Urinary Tract Infection


The urinary tract consists of the bladder, kidneys, ureters, and urethra.

When E. coli bacteria from the digestive tract get into the urinary tract, it causes an infection that can quickly spread from the bladder to the kidneys if it is not treated quickly. If the infection spreads to the kidney, it can cause lasting damage. In some instances, the function of the kidneys can be significantly impaired.

Fortunately, urinary tract infections, which are relatively common, respond well to medical treatment.


Can Urinary Tract Infections Be Prevented?

Doctors say that patients can easily help to prevent urinary tract infections. They recommend that patients drink plenty of water to keep the urinary tract flushed out and hydrated. Some doctors also say that drinking cranberry juice can prevent the spread of E. coli in the urinary tract.

It is further recommended that patients completely empty their bladders when going to the bathroom. This tip can be especially important for women, particularly after engaging in sexual intercourse. Emptying the bladder flushes out bacteria that might have been introduced to the urethra during sex.

Women are also reminded to wipe from front to back after having a bowel movement to prevent bacteria from making its way into the urethra.

Urinary Tract Infection Symptoms

A urinary tract can present itself through a variety of symptoms. These symptoms include:

  • Pain or burning when urinating
  • Cloudy urine
  • Urine with a foul order
  • Urge to urinate but inability to produce anything more than small amounts of urine
  • Blood in the urine
  • Nausea
  • Vomiting
  • Tenderness or heaviness in the lower abdomen
  • Pain in the pelvis and lower back

A urinary tract infection can be diagnosed quickly with a “clean catch” urinary sample.
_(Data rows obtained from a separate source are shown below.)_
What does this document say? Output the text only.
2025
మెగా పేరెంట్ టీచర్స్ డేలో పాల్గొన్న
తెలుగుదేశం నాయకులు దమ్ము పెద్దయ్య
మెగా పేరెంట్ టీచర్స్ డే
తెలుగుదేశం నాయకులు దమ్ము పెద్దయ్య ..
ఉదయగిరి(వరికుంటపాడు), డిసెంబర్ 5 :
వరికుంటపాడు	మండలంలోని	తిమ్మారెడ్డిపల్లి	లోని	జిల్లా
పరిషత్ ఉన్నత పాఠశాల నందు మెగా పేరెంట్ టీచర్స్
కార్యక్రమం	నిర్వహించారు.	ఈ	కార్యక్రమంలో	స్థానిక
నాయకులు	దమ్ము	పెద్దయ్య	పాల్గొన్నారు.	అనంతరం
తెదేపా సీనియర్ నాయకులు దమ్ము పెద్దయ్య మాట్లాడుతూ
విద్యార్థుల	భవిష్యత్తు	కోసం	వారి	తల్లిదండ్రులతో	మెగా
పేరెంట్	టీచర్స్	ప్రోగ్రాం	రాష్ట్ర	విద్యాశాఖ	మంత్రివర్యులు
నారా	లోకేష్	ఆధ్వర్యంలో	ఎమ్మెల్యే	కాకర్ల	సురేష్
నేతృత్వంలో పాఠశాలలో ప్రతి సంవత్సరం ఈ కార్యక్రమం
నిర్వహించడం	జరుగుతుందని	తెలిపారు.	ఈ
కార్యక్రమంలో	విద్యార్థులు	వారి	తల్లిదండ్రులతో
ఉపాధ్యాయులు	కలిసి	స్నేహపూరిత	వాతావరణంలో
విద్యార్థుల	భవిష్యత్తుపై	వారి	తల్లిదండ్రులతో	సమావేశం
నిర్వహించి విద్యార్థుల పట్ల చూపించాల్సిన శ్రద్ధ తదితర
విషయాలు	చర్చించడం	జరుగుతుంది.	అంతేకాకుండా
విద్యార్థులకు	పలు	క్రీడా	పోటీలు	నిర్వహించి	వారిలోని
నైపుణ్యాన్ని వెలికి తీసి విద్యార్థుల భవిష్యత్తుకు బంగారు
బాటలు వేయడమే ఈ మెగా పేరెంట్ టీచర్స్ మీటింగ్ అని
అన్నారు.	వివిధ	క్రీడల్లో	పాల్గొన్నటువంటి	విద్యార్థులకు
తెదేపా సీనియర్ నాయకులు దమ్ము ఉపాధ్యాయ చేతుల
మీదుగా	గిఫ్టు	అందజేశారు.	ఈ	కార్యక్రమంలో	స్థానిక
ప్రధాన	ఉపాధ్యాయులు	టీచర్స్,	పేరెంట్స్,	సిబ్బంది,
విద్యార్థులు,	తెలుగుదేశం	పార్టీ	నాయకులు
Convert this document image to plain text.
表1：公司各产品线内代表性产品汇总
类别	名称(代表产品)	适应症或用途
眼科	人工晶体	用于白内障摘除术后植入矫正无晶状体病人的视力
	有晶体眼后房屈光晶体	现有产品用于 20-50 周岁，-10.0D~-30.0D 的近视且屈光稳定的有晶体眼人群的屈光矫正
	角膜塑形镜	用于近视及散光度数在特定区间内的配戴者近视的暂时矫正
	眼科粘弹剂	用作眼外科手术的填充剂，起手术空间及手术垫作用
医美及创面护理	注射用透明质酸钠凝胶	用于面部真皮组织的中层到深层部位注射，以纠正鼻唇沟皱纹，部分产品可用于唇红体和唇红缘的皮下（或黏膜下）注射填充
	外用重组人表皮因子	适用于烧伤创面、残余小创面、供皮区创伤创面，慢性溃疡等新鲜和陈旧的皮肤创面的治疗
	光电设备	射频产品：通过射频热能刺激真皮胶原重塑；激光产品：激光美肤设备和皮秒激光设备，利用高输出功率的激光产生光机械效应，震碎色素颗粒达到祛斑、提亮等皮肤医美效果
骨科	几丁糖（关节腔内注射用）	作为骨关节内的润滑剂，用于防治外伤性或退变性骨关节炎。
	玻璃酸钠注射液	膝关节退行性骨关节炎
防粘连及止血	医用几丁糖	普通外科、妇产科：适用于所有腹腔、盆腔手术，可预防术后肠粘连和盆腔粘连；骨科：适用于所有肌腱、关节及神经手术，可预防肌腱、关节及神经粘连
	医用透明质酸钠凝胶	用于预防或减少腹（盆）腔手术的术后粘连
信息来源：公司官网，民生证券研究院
Treatment of Urinary Tract Infection

Most cases of urinary tract infections can be treated with antibiotics. While taking antibiotics, patients are likewise advised to drink plenty of water to flush out their urinary tracts. The symptoms should dissipate after one or two days after they begin treatment.

Recurring infections are defined as those that occur within six months of each other. Some recurring urinary tract infections occur because of structural abnormalities of the urinary tract. For these infections, surgery may be required to correct the physical abnormalities of the bladder, kidney, ureter, or urethra.